We don't realize that cumulative consumer inflation of about 50% over the past four years has deeply eroded both rural and urban incomes. The negative wealth effect in terms of real erosion of real estate and stock values, especially in urban India, has caused lasting demand pessimism.

True, the arrival of Modi government and the perception of relative stability has taken the BSE Sensex to over 25,000, but real problems on the ground such as inflation appear to be intensifying again. In any case, the stock market directly impacts only about 3 to 4% of the population which is invested in shares.

So Modi is now busy lowering the expectations that he had built before the elections. Consequently, there are tentative statements coming from the government about the common man having to swallow the bitter pill. The economic managers of the government sound very defensive when they say it will take two years to merely repair the economy. The idea is probably to keep blaming the UPA for sometime to come. This would be a bad strategy. Even Prime Minister Vajpayee who had inherited a much worse economy in 1999, post the East Asian crises, did not say he would need two years to repair the economy!

Modi's first month was marked by news of a particularly bad monsoon in North and West India with 43% deficient rainfall. Modi is acutely aware that it was  these two regions which gave the BJP a massive mandate. He could quickly lose some of the support of farmers and rural folk in UP and Bihar if he is not seen as tackling drought on a war footing. Modi must be particularly worried that the widespread drought in the North and West, which produce upto 50 % of food grains, pulses and vegetables, could send food inflation spiralling. On top of all these problems has come the Iraq crises and the consequent increase in oil prices by over $10 per barrel in the past few weeks. This will further fuel inflationary expectations and tend to weaken the rupee.

In the midst of these externally-driven economic ills, Modi's economic managers have taken some bad decisions which by themselves are inflationary. For instance, the government took the ill-timed decision to help the sugar industry by raising import duty on raw sugar from 15% to 40%. The idea was to improve the balance sheets of the sugar companies so that they are able to pay farmers' dues. The intention seemed right but the outcome was a 35% to 40% increase in sugar prices in the market at a time when inflationary expectations are building on account of bad monsoon and the Iraq crisis. The sugar package was badly timed.

Modi had also promised farmers the moon. He has specifically offered them 50% profit margin over and above all their costs. If implemented at this stage, this would also fuel inflation. The BJP -affiliated Kisan Majdoor Sangh is in no mood to take a "no" from Modi and is demanding the promised profit on the farmer's produce.
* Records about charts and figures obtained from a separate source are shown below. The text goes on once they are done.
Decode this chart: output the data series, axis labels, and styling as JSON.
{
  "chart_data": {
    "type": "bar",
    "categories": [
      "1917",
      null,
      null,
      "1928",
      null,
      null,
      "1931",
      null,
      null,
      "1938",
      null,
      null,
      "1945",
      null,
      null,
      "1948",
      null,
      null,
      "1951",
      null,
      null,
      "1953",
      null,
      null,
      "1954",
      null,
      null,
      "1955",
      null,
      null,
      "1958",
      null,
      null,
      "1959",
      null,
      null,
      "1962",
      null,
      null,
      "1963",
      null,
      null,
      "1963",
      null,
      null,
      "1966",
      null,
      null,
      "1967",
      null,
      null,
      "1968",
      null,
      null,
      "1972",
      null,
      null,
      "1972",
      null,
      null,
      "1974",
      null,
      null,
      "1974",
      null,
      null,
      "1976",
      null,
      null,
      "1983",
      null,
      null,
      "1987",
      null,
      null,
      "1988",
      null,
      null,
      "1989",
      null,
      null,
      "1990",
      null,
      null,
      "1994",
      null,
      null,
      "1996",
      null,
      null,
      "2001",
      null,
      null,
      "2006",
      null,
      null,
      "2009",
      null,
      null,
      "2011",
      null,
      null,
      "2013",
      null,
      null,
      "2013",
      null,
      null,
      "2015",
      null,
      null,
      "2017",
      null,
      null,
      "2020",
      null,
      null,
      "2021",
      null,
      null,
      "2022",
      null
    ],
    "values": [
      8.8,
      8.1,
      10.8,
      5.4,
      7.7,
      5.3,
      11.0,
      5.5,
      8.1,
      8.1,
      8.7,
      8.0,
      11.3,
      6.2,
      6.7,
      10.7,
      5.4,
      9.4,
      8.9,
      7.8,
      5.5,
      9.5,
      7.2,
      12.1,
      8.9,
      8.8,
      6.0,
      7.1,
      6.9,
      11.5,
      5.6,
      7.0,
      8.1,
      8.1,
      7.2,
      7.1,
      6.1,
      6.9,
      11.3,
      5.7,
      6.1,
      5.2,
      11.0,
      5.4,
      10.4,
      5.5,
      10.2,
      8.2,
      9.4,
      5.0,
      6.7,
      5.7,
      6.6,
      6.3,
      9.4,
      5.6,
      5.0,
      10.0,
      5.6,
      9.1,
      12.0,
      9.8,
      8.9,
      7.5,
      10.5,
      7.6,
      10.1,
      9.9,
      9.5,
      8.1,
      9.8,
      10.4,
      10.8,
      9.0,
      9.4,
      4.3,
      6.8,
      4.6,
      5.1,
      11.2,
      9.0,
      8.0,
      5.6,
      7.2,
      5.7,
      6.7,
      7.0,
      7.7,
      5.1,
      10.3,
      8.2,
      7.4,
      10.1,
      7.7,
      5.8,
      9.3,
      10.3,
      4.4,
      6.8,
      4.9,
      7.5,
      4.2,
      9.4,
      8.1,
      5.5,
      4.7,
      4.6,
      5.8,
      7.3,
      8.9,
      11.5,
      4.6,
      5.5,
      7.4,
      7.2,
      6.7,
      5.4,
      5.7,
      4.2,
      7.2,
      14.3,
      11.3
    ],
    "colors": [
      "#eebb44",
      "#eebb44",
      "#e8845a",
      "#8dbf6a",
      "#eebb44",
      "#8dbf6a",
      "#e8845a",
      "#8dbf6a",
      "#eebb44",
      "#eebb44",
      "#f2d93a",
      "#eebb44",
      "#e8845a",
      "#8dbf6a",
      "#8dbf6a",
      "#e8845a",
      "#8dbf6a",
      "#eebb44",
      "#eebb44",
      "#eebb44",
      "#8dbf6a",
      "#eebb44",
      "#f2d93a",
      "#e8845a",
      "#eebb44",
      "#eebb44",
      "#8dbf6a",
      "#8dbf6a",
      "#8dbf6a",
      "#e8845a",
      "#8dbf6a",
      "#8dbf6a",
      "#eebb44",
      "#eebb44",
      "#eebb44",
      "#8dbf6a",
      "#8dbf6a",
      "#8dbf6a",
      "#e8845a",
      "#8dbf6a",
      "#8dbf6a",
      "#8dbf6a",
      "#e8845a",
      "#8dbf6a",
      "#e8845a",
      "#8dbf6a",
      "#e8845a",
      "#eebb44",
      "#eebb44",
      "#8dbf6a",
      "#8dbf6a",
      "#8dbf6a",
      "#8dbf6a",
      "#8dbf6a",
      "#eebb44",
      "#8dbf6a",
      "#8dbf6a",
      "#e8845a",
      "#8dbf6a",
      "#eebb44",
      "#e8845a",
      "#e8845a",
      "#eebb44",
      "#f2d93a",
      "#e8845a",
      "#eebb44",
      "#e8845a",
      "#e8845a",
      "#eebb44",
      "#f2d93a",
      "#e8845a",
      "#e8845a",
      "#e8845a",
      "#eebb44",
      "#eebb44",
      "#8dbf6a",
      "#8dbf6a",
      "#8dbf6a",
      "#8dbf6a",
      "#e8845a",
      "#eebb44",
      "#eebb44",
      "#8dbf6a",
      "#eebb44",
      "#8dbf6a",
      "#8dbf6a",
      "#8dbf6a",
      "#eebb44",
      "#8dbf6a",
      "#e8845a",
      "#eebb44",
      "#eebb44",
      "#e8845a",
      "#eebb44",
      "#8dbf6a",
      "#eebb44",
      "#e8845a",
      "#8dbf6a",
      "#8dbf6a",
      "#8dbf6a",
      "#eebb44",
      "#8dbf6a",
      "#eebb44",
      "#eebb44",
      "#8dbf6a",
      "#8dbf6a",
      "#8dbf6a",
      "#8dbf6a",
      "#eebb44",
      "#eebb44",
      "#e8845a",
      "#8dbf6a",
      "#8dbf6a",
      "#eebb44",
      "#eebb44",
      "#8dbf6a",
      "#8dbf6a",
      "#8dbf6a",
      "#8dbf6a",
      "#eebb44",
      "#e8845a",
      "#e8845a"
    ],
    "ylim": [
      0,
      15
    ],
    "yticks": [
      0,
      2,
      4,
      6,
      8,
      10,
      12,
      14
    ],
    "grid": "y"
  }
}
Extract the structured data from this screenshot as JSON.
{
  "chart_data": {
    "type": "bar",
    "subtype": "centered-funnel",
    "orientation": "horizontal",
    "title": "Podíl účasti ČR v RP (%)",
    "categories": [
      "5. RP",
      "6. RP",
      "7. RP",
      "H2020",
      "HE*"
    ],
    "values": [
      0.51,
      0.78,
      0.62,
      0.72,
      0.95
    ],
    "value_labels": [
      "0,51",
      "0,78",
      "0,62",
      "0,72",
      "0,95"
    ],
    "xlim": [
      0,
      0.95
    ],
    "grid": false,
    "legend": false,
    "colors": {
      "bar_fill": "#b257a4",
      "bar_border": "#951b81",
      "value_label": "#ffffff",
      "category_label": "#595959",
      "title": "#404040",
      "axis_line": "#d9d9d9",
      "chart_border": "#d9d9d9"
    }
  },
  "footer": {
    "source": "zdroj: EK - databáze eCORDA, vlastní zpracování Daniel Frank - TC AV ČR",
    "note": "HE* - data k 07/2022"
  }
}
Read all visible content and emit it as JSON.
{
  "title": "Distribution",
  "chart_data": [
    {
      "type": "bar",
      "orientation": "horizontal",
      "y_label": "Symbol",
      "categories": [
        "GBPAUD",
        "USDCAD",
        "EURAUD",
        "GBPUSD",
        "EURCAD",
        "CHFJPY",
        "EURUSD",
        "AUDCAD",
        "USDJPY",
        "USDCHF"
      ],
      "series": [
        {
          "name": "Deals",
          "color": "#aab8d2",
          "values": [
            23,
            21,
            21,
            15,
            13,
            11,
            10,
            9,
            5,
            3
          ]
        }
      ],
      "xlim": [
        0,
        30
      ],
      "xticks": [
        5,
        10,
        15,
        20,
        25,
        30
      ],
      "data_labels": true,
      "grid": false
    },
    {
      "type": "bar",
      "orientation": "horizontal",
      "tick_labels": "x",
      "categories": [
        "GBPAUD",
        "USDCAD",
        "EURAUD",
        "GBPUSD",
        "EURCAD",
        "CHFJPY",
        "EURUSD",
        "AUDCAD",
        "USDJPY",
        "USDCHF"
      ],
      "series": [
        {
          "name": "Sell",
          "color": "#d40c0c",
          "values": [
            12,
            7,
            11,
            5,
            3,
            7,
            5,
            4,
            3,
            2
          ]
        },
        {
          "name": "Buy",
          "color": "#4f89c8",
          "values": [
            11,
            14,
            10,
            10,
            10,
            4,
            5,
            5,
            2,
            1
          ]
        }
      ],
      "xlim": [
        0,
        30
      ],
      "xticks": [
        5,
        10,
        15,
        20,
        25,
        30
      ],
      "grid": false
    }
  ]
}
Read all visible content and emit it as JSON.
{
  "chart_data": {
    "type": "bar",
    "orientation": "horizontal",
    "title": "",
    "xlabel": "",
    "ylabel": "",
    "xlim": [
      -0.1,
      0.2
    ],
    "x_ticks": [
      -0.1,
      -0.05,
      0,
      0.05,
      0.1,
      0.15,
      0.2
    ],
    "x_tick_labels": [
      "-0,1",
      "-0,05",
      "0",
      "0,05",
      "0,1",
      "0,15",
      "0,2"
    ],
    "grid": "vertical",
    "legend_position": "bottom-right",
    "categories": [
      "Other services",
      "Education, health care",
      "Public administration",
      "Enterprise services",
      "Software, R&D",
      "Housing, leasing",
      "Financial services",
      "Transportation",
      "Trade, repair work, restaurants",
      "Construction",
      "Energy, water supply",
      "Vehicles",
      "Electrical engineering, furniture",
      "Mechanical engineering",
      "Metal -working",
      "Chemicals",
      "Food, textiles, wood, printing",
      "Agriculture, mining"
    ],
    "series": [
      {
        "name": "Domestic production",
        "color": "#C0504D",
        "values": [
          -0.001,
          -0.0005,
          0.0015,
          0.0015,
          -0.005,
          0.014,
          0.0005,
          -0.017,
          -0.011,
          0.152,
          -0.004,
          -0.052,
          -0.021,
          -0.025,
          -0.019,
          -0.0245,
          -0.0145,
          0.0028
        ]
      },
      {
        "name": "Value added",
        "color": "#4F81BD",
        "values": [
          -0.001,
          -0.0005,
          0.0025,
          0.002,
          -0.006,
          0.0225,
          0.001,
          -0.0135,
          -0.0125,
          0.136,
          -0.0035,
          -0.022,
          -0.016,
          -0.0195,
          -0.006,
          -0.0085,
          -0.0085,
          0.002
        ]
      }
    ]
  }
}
The problem is all the measures so far, starting from the Railway fare hike and sugar package, have hit the common man. The BJP is also grappling with a power crisis, particularly in North India. There is talk of power tariff hikes across the board in order to make the power sector viable. This will also hit the common man. The NDA government has deferred the decision to double the price of gas - a decision already taken by the UPA Cabinet. This shows a growing tentativeness creeping into what was repeatedly promised as a decisive government under Modi's Prime Ministership.

One had thought Modi would use his considerable communication skills to explain tough economic decisions to the people. He has shied away from doing so. It is one thing to speak with flourish in an election campaign, it is quite another to do so in government when you are dealing with complex realities.